D’autant qu’ainsi que l’illustre le cas de Carole Allamand et de sa mère, qu’il s’agisse d’un éloignement géographique ou bien de l’absence pure et simple d’un réseau de proches, le plus souvent, ce mal reste confiné entre les murs du domicile, caché parmi les montagnes de détritus.

Faire place nette

«Ma mère faisait tout pour que personne ne découvre son secret. Lors de mes visites à Genève, elle refusait toujours que je passe la chercher chez elle et me donnait rendez-vous directement en ville. Sans être cossu, son immeuble était une robuste construction qui ne laissait fuiter aucune odeur, et la culture genevoise calviniste du «chacun chez soi» a favorisé sa dérive. Quand j’allais la voir, il m’était impossible d’entrevoir l’insalubrité dans laquelle ma mère vivait, et qui était incompatible avec sa personnalité, une dame élégante et très soignée», raconte Carole Allamand. Qui confie craindre la réaction à la sortie de Tout Garder, «parce que je fais le choix de révéler ce qu’elle a voulu cacher, et j’attente par là même à sa dignité». Une peur qui a pris la place du regret chez celle qui recommande aux proches de personnes souffrant du syndrome de Diogène «d’éviter toute culpabilité liée à l’ignorance de la situation. Le secret est une partie intégrante de cette pathologie: ce n’est pas vous qui avez négligé un gardeur ou une gardeuse, c’est lui ou elle qui ont tenu à vous épargner».

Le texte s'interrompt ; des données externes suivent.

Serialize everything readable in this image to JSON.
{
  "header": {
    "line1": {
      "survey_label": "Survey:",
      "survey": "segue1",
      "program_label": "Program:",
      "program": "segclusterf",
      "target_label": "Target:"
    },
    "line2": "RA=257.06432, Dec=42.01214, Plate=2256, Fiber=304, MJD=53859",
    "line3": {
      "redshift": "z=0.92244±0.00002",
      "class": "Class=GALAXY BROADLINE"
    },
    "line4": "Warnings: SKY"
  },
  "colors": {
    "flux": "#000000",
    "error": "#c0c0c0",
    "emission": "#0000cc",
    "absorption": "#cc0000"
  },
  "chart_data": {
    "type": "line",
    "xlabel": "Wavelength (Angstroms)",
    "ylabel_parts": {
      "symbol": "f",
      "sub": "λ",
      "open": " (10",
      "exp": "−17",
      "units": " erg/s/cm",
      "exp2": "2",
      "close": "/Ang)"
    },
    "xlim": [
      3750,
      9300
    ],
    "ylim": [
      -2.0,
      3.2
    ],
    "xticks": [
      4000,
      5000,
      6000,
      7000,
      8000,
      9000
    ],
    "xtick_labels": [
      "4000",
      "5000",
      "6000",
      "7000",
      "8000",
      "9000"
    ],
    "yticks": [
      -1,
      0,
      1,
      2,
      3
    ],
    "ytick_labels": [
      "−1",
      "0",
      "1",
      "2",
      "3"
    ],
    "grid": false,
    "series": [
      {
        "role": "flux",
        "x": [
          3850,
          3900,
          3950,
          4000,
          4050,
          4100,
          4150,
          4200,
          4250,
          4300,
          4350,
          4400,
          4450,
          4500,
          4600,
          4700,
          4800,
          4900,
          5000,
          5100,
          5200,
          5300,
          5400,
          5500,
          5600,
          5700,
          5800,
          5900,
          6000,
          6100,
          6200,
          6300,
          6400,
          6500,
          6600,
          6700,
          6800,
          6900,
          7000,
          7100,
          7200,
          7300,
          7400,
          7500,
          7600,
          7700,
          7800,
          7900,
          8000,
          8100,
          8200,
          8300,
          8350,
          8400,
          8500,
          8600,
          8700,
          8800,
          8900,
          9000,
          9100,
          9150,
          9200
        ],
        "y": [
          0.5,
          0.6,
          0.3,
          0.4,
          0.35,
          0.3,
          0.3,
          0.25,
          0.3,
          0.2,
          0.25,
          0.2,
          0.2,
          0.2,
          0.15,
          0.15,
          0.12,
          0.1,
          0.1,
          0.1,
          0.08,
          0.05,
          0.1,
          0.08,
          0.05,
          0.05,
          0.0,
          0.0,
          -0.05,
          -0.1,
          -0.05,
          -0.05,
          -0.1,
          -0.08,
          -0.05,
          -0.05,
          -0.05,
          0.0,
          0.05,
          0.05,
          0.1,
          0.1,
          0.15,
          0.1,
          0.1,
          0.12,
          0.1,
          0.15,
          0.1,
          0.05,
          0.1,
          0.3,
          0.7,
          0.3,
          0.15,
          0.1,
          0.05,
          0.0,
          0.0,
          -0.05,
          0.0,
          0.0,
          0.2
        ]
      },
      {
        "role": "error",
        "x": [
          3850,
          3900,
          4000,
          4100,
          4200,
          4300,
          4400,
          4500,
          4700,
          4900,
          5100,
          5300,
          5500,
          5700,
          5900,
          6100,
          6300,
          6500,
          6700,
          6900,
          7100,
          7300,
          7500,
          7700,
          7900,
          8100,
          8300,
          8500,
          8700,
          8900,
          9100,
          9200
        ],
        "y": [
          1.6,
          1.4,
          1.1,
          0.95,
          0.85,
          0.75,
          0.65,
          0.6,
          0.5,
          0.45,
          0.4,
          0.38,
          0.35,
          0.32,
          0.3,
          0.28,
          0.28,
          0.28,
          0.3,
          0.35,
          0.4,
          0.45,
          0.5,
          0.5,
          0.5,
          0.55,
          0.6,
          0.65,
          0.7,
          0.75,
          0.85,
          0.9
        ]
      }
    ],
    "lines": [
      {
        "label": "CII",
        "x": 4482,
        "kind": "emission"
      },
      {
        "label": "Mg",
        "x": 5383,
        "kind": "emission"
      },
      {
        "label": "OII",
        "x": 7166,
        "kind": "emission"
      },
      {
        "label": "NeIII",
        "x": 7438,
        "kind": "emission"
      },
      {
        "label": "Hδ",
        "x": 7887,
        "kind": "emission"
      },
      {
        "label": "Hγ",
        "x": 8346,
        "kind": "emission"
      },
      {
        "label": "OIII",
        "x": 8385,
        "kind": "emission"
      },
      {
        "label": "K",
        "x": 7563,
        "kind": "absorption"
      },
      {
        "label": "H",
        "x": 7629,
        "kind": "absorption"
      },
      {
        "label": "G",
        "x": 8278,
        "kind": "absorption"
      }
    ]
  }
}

Et la honte, dans tout ça? «Pourquoi faudrait-il avoir honte de la façon dont un proche exprime sa souffrance? Même si le syndrome de Diogène est difficile à gérer pour l’entourage, il est important de se rappeler que la première personne qui souffre est celle qui le manifeste par de l’accumulation. Pour tenter de mieux le vivre, la priorité est d’essayer de mieux comprendre ce que cette maladie implique. Surtout, il est important de se demander pourquoi on a honte de quelque chose qui touche une autre personne, et donc, ne nous définit pas.» Et d’en profiter pour faire un peu de ménage mental.